A carta do embaixador André Corrêa do Lago, presidente designado da Conferência das Partes (COP30), é um manifesto sobre a urgência climática e a necessidade de cooperação global. Diante da crise planetária, destacam-se cinco pilares centrais do documento e três lacunas críticas para uma transição efetiva.
O primeiro pilar é o reconhecimento da emergência climática como uma realidade imediata. A confirmação de que 2024 foi o ano mais quente da história, com temperaturas globais acima de 1,5°C, exige a adoção de ações radicais. A Amazônia, que armazena entre 150 e 200 bilhões de toneladas de carbono, está no limite: 17% de sua área já foi desmatada, aproximando-a do ponto de não retorno.
O segundo pilar é o “mutirão” global e a governança multilateral. Inspirado em saberes indígenas, o conceito de mutirão propõe uma resposta coletiva à crise climática. Estudos indicam que terras indígenas na Amazônia apresentam taxas de desmatamento 50% menores que áreas adjacentes. A carta sugere que a COP30 integre esses conhecimentos tradicionais à governança climática, uma estratégia defendida pelo Painel Intergovernamental sobre Mudanças Climáticas (IPCC) em 2023 como eficaz para a mitigação dos impactos ambientais.
O terceiro pilar trata da Amazônia não apenas como vítima, mas como solução. Além de seu papel fundamental no ciclo do carbono, o bioma abriga 10% da biodiversidade global. A restauração de 12 milhões de hectares degradados na região poderia sequestrar seis bilhões de toneladas de CO2 até 2030. Soluções baseadas na natureza precisam ganhar escala regional para serem efetivas na mitigação e adaptação climática.

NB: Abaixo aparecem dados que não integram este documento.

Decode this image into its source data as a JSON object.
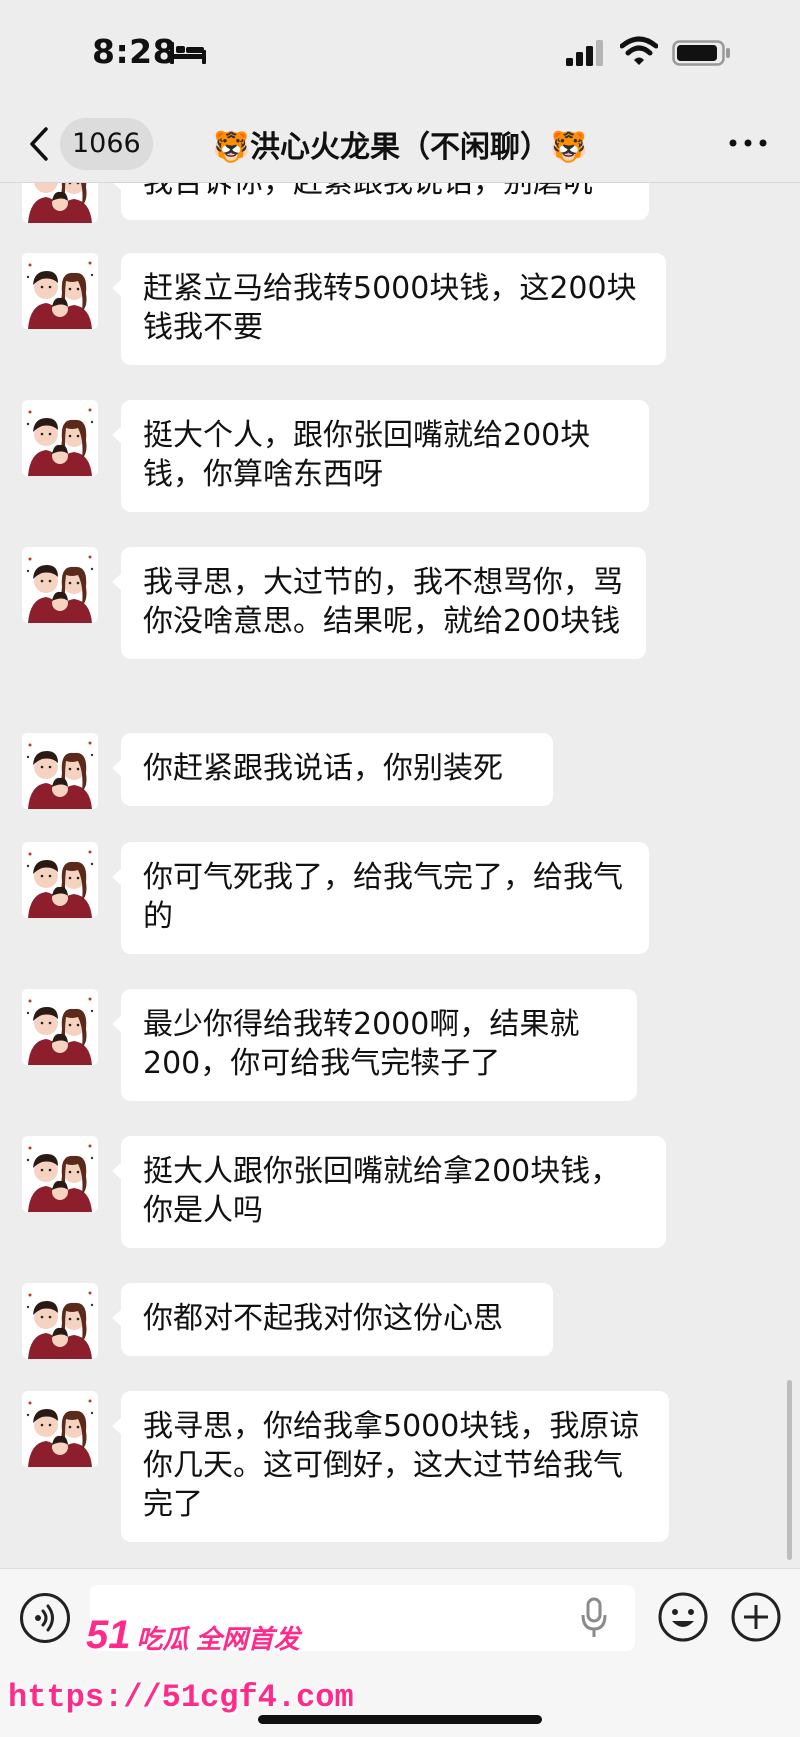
{
  "status_bar": {
    "time": "8:28"
  },
  "nav": {
    "unread_count": "1066",
    "title": "🐯洪心火龙果（不闲聊）🐯"
  },
  "messages": [
    {
      "text": "我告诉你，赶紧跟我说话，别磨叽"
    },
    {
      "text": "赶紧立马给我转5000块钱，这200块钱我不要"
    },
    {
      "text": "挺大个人，跟你张回嘴就给200块钱，你算啥东西呀"
    },
    {
      "text": "我寻思，大过节的，我不想骂你，骂你没啥意思。结果呢，就给200块钱"
    },
    {
      "text": "你赶紧跟我说话，你别装死"
    },
    {
      "text": "你可气死我了，给我气完了，给我气的"
    },
    {
      "text": "最少你得给我转2000啊，结果就200，你可给我气完犊子了"
    },
    {
      "text": "挺大人跟你张回嘴就给拿200块钱，你是人吗"
    },
    {
      "text": "你都对不起我对你这份心思"
    },
    {
      "text": "我寻思，你给我拿5000块钱，我原谅你几天。这可倒好，这大过节给我气完了"
    }
  ],
  "input": {
    "value": ""
  },
  "watermark": {
    "logo_num": "51",
    "logo_text": "吃瓜 全网首发",
    "url": "https://51cgf4.com"
  },
  "colors": {
    "background": "#ededed",
    "bubble": "#ffffff",
    "watermark": "#ff2a8a"
  },
  "icons": [
    "bed-icon",
    "signal-icon",
    "wifi-icon",
    "battery-icon",
    "back-icon",
    "more-icon",
    "voice-icon",
    "mic-icon",
    "emoji-icon",
    "plus-icon"
  ]
}
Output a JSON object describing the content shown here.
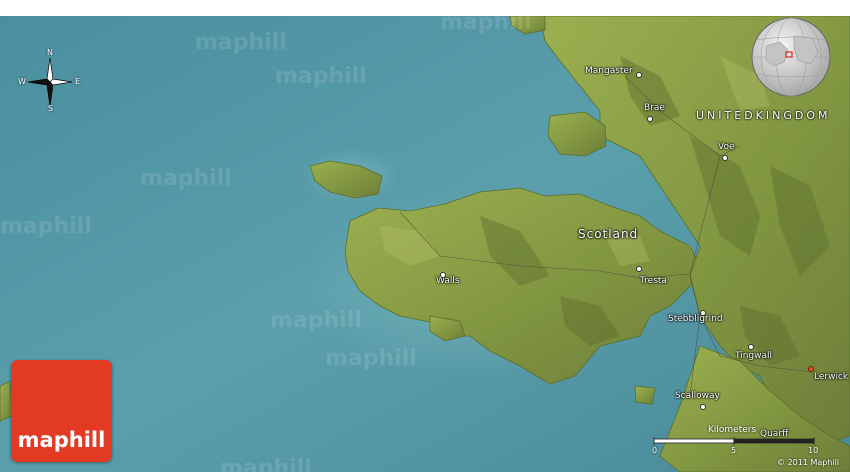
{
  "map": {
    "region_label": "Scotland",
    "country_label": "UNITEDKINGDOM",
    "places": [
      {
        "name": "Mangaster"
      },
      {
        "name": "Brae"
      },
      {
        "name": "Voe"
      },
      {
        "name": "Walls"
      },
      {
        "name": "Tresta"
      },
      {
        "name": "Stebbligrind"
      },
      {
        "name": "Tingwall"
      },
      {
        "name": "Lerwick",
        "capital": true
      },
      {
        "name": "Scalloway"
      },
      {
        "name": "Quarff"
      }
    ],
    "watermark_text": "maphill"
  },
  "compass": {
    "n": "N",
    "s": "S",
    "e": "E",
    "w": "W"
  },
  "logo": {
    "text": "maphill"
  },
  "scale": {
    "unit_label": "Kilometers",
    "ticks": [
      "0",
      "5",
      "10"
    ]
  },
  "copyright": "© 2011 Maphill",
  "colors": {
    "sea": "#4c93a3",
    "land": "#8aa24a",
    "logo": "#e33a24"
  }
}
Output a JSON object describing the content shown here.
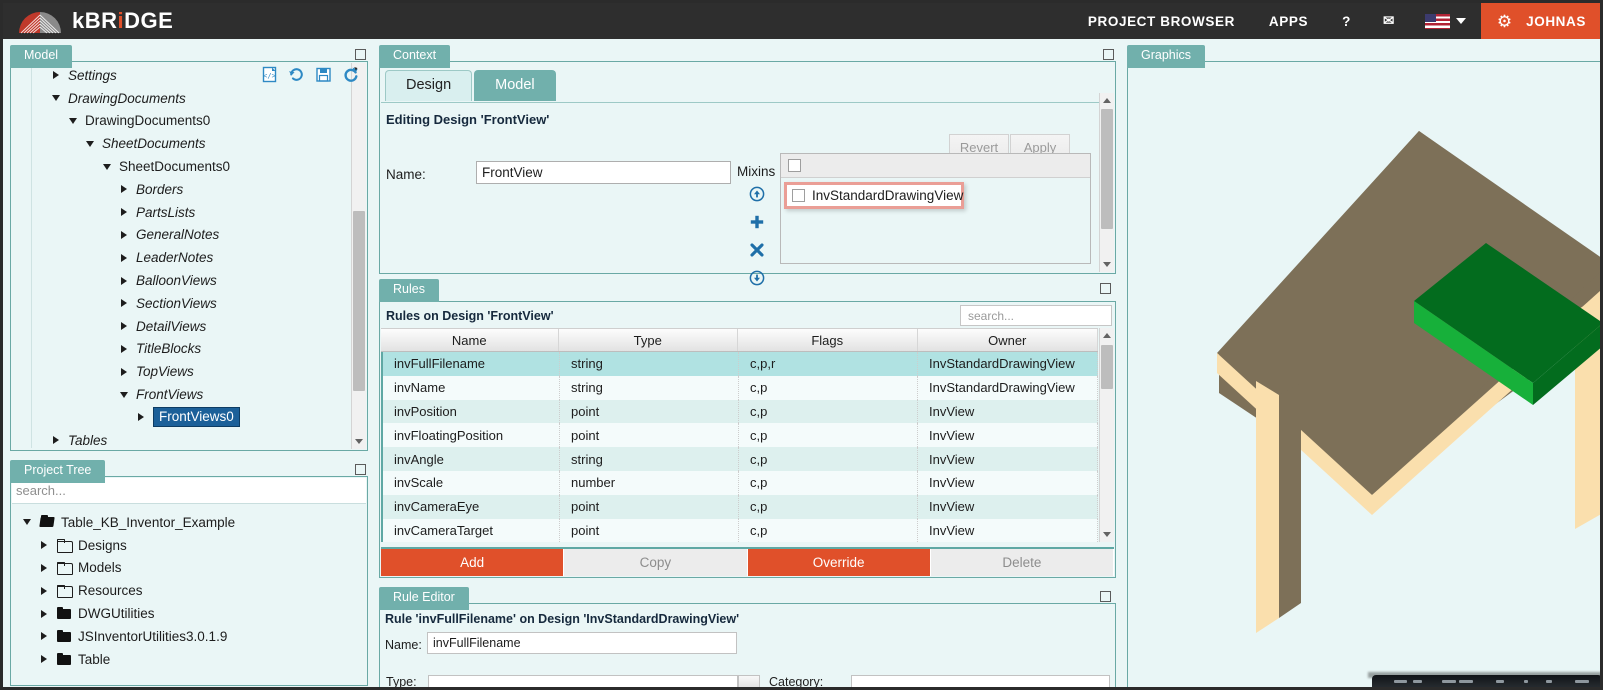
{
  "header": {
    "brand": "kBRiDGE",
    "brand_pre": "kBR",
    "brand_dot": "i",
    "brand_post": "DGE",
    "nav": [
      {
        "label": "PROJECT BROWSER",
        "name": "project-browser"
      },
      {
        "label": "APPS",
        "name": "apps"
      },
      {
        "label": "?",
        "name": "help"
      }
    ],
    "mail_icon": "✉",
    "flag_name": "us-flag-icon",
    "gear_icon": "✿",
    "user": "JOHNAS",
    "accent_color": "#e0502a",
    "bar_color": "#2e2e2e"
  },
  "model_panel": {
    "tab": "Model",
    "toolbar_icons": [
      "code-file-icon",
      "history-icon",
      "save-icon",
      "refresh-icon"
    ],
    "tree": [
      {
        "label": "Settings",
        "indent": 1,
        "state": "collapsed",
        "italic": true,
        "selected": false
      },
      {
        "label": "DrawingDocuments",
        "indent": 1,
        "state": "expanded",
        "italic": true,
        "selected": false
      },
      {
        "label": "DrawingDocuments0",
        "indent": 2,
        "state": "expanded",
        "italic": false,
        "selected": false
      },
      {
        "label": "SheetDocuments",
        "indent": 3,
        "state": "expanded",
        "italic": true,
        "selected": false
      },
      {
        "label": "SheetDocuments0",
        "indent": 4,
        "state": "expanded",
        "italic": false,
        "selected": false
      },
      {
        "label": "Borders",
        "indent": 5,
        "state": "collapsed",
        "italic": true,
        "selected": false
      },
      {
        "label": "PartsLists",
        "indent": 5,
        "state": "collapsed",
        "italic": true,
        "selected": false
      },
      {
        "label": "GeneralNotes",
        "indent": 5,
        "state": "collapsed",
        "italic": true,
        "selected": false
      },
      {
        "label": "LeaderNotes",
        "indent": 5,
        "state": "collapsed",
        "italic": true,
        "selected": false
      },
      {
        "label": "BalloonViews",
        "indent": 5,
        "state": "collapsed",
        "italic": true,
        "selected": false
      },
      {
        "label": "SectionViews",
        "indent": 5,
        "state": "collapsed",
        "italic": true,
        "selected": false
      },
      {
        "label": "DetailViews",
        "indent": 5,
        "state": "collapsed",
        "italic": true,
        "selected": false
      },
      {
        "label": "TitleBlocks",
        "indent": 5,
        "state": "collapsed",
        "italic": true,
        "selected": false
      },
      {
        "label": "TopViews",
        "indent": 5,
        "state": "collapsed",
        "italic": true,
        "selected": false
      },
      {
        "label": "FrontViews",
        "indent": 5,
        "state": "expanded",
        "italic": true,
        "selected": false
      },
      {
        "label": "FrontViews0",
        "indent": 6,
        "state": "collapsed",
        "italic": false,
        "selected": true
      },
      {
        "label": "Tables",
        "indent": 1,
        "state": "collapsed",
        "italic": true,
        "selected": false
      }
    ]
  },
  "project_panel": {
    "tab": "Project Tree",
    "search_placeholder": "search...",
    "search_value": "",
    "tree": [
      {
        "label": "Table_KB_Inventor_Example",
        "indent": 0,
        "state": "expanded",
        "icon": "folder-open"
      },
      {
        "label": "Designs",
        "indent": 1,
        "state": "collapsed",
        "icon": "folder-closed"
      },
      {
        "label": "Models",
        "indent": 1,
        "state": "collapsed",
        "icon": "folder-closed"
      },
      {
        "label": "Resources",
        "indent": 1,
        "state": "collapsed",
        "icon": "folder-closed"
      },
      {
        "label": "DWGUtilities",
        "indent": 1,
        "state": "collapsed",
        "icon": "folder-solid"
      },
      {
        "label": "JSInventorUtilities3.0.1.9",
        "indent": 1,
        "state": "collapsed",
        "icon": "folder-solid"
      },
      {
        "label": "Table",
        "indent": 1,
        "state": "collapsed",
        "icon": "folder-solid"
      }
    ]
  },
  "context_panel": {
    "tab": "Context",
    "tabs": [
      {
        "label": "Design",
        "active": false
      },
      {
        "label": "Model",
        "active": true
      }
    ],
    "editing_title": "Editing Design 'FrontView'",
    "revert_label": "Revert",
    "apply_label": "Apply",
    "name_label": "Name:",
    "name_value": "FrontView",
    "mixins_label": "Mixins",
    "mixin_buttons": [
      "move-up-icon",
      "add-icon",
      "remove-icon",
      "move-down-icon"
    ],
    "mixin_items": [
      {
        "label": "InvStandardDrawingView",
        "checked": false,
        "highlighted": true
      }
    ]
  },
  "rules_panel": {
    "tab": "Rules",
    "title": "Rules on Design 'FrontView'",
    "search_placeholder": "search...",
    "search_value": "",
    "columns": [
      "Name",
      "Type",
      "Flags",
      "Owner"
    ],
    "rows": [
      {
        "name": "invFullFilename",
        "type": "string",
        "flags": "c,p,r",
        "owner": "InvStandardDrawingView",
        "selected": true
      },
      {
        "name": "invName",
        "type": "string",
        "flags": "c,p",
        "owner": "InvStandardDrawingView",
        "selected": false
      },
      {
        "name": "invPosition",
        "type": "point",
        "flags": "c,p",
        "owner": "InvView",
        "selected": false
      },
      {
        "name": "invFloatingPosition",
        "type": "point",
        "flags": "c,p",
        "owner": "InvView",
        "selected": false
      },
      {
        "name": "invAngle",
        "type": "string",
        "flags": "c,p",
        "owner": "InvView",
        "selected": false
      },
      {
        "name": "invScale",
        "type": "number",
        "flags": "c,p",
        "owner": "InvView",
        "selected": false
      },
      {
        "name": "invCameraEye",
        "type": "point",
        "flags": "c,p",
        "owner": "InvView",
        "selected": false
      },
      {
        "name": "invCameraTarget",
        "type": "point",
        "flags": "c,p",
        "owner": "InvView",
        "selected": false
      }
    ],
    "actions": [
      {
        "label": "Add",
        "style": "primary"
      },
      {
        "label": "Copy",
        "style": "disabled"
      },
      {
        "label": "Override",
        "style": "primary"
      },
      {
        "label": "Delete",
        "style": "disabled"
      }
    ]
  },
  "rule_editor": {
    "tab": "Rule Editor",
    "title": "Rule 'invFullFilename' on Design 'InvStandardDrawingView'",
    "name_label": "Name:",
    "name_value": "invFullFilename",
    "type_label": "Type:",
    "category_label": "Category:"
  },
  "graphics_panel": {
    "tab": "Graphics",
    "scene": {
      "description": "isometric table with green block on top",
      "table_top_color": "#7d7058",
      "table_edge_color": "#fadfad",
      "block_top_color": "#036c1e",
      "block_side_color": "#17b03a",
      "background_color": "#e9f6f6"
    }
  }
}
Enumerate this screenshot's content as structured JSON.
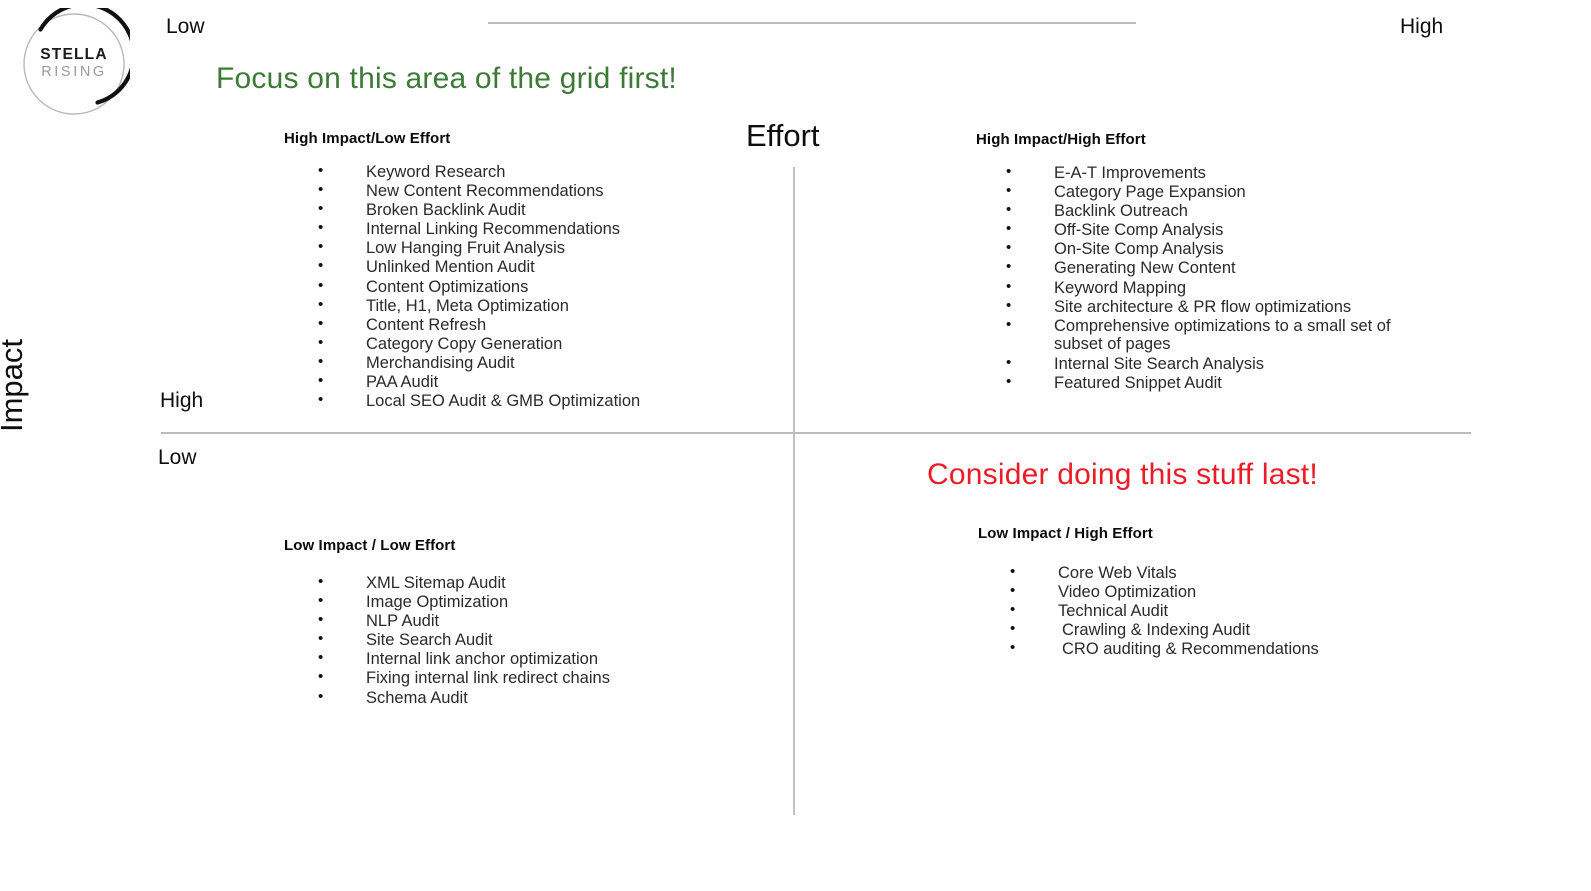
{
  "logo": {
    "name": "stella-rising-logo",
    "line1": "STELLA",
    "line2": "RISING"
  },
  "axes": {
    "effort": {
      "title": "Effort",
      "low_label": "Low",
      "high_label": "High"
    },
    "impact": {
      "title": "Impact",
      "high_label": "High",
      "low_label": "Low"
    }
  },
  "callouts": {
    "focus": {
      "text": "Focus on this area of the grid first!",
      "color": "#3d7a37"
    },
    "last": {
      "text": "Consider doing this stuff last!",
      "color": "#ec1c26"
    }
  },
  "quadrants": {
    "high_impact_low_effort": {
      "title": "High Impact/Low Effort",
      "items": [
        "Keyword Research",
        "New Content Recommendations",
        "Broken Backlink Audit",
        "Internal Linking Recommendations",
        "Low Hanging Fruit Analysis",
        "Unlinked Mention Audit",
        "Content Optimizations",
        "Title, H1, Meta Optimization",
        "Content Refresh",
        "Category Copy Generation",
        "Merchandising Audit",
        "PAA Audit",
        "Local SEO Audit & GMB Optimization"
      ]
    },
    "high_impact_high_effort": {
      "title": "High Impact/High Effort",
      "items": [
        "E-A-T Improvements",
        "Category Page Expansion",
        "Backlink Outreach",
        "Off-Site Comp Analysis",
        "On-Site Comp Analysis",
        "Generating New Content",
        "Keyword Mapping",
        "Site architecture & PR flow optimizations",
        "Comprehensive optimizations to a small set of subset of pages",
        "Internal Site Search Analysis",
        "Featured Snippet Audit"
      ]
    },
    "low_impact_low_effort": {
      "title": "Low Impact / Low Effort",
      "items": [
        "XML Sitemap Audit",
        "Image Optimization",
        "NLP Audit",
        "Site Search Audit",
        "Internal link anchor optimization",
        "Fixing internal link redirect chains",
        "Schema Audit"
      ]
    },
    "low_impact_high_effort": {
      "title": "Low Impact / High Effort",
      "items": [
        "Core Web Vitals",
        "Video Optimization",
        "Technical Audit",
        "Crawling & Indexing Audit",
        "CRO auditing & Recommendations"
      ]
    }
  }
}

O quarto pilar é o financiamento climático e a lacuna entre promessas e realidade. O documento defende a destinação de 1,3 trilhão de dólares por ano até 2035 para países em desenvolvimento, mas o fluxo atual é de apenas 0,4 trilhão. Para a Amazônia, o Fundo Amazônia não pode ser o único mecanismo. Estima-se que sejam necessários 100 bilhões de dólares anuais para combater o desmatamento e promover o desenvolvimento sustentável. A COP30 precisa pressionar bancos multilaterais a reduzir burocracias desnecessárias. Segundo o Banco Interamericano de Desenvolvimento (BID), projetos na Amazônia levam, em média, três anos para acessar recursos (BID, 2023).
Por fim, o quinto pilar aborda a sinergia entre clima, biodiversidade e direitos humanos. A integração das agendas climática e de biodiversidade é urgente. A perda de espécies na Amazônia reduz a resiliência do bioma, ampliando os riscos de savanização. A carta menciona os povos indígenas, mas não propõe metas concretas para a titulação de terras.
Apesar dos avanços apontados, há lacunas importantes que o governo brasileiro precisa enfrentar para “arrumar a casa” e demonstrar ao mundo seu compromisso com a mitigação e adaptação climática.
A primeira lacuna é a transição energética sem hipocrisia e o combate aos subsídios aos combustíveis fósseis. Enquanto o Brasil expande a exploração de petróleo na Foz do Amazonas, os subsídios globais a combustíveis fósseis atingiram sete trilhões de dólares em 2023. A carta não detalha como eliminar esses incentivos perversos. Países como Colômbia e África do Sul oferecem modelos ao criarem fundos de transição justa para realocar trabalhadores de setores poluentes.
A segunda lacuna é a regulação de setores intensivos em carbono. A agropecuária é responsável por 70% do desmatamento amazônico, mas a carta não menciona políticas para descarbonizar o setor. Tributar emissões de metano — 25 vezes mais potente que o CO2 — e vincular créditos rurais a práticas sustentáveis, como propõe o Plano ABC+ do Brasil, são caminhos subutilizados.
Por fim, a regularização fundiária para segurança social e redução de emissões é outra lacuna. A carta menciona os povos indígenas, mas não propõe metas para a titulação de terras. Atualmente, apenas 28% das terras indígenas na Amazônia estão regularizadas, deixando comunidades vulneráveis a grilagens e outros crimes.
A COP30 será um teste para o multilateralismo. Se a Amazônia for tratada como “patrimônio da humanidade” sem garantir soberania e justiça social, o evento repetirá falhas históricas. O Brasil e os brasileiros devem vincular o financiamento climático a resultados mensuráveis, como a criação de um tribunal internacional para crimes ambientais e o investimento em ciência e tecnologia tropical, aproveitando a biodiversidade para inovação farmacêutica e agrícola.
O Brasil tem a chance de liderar tanto o discurso quanto a prática. Como alerta o climatologista Carlos Nobre: “Sem a Amazônia viva, não há solução para o clima”. A COP30 deve provar que ainda há tempo para ouvir a ciência — e a floresta.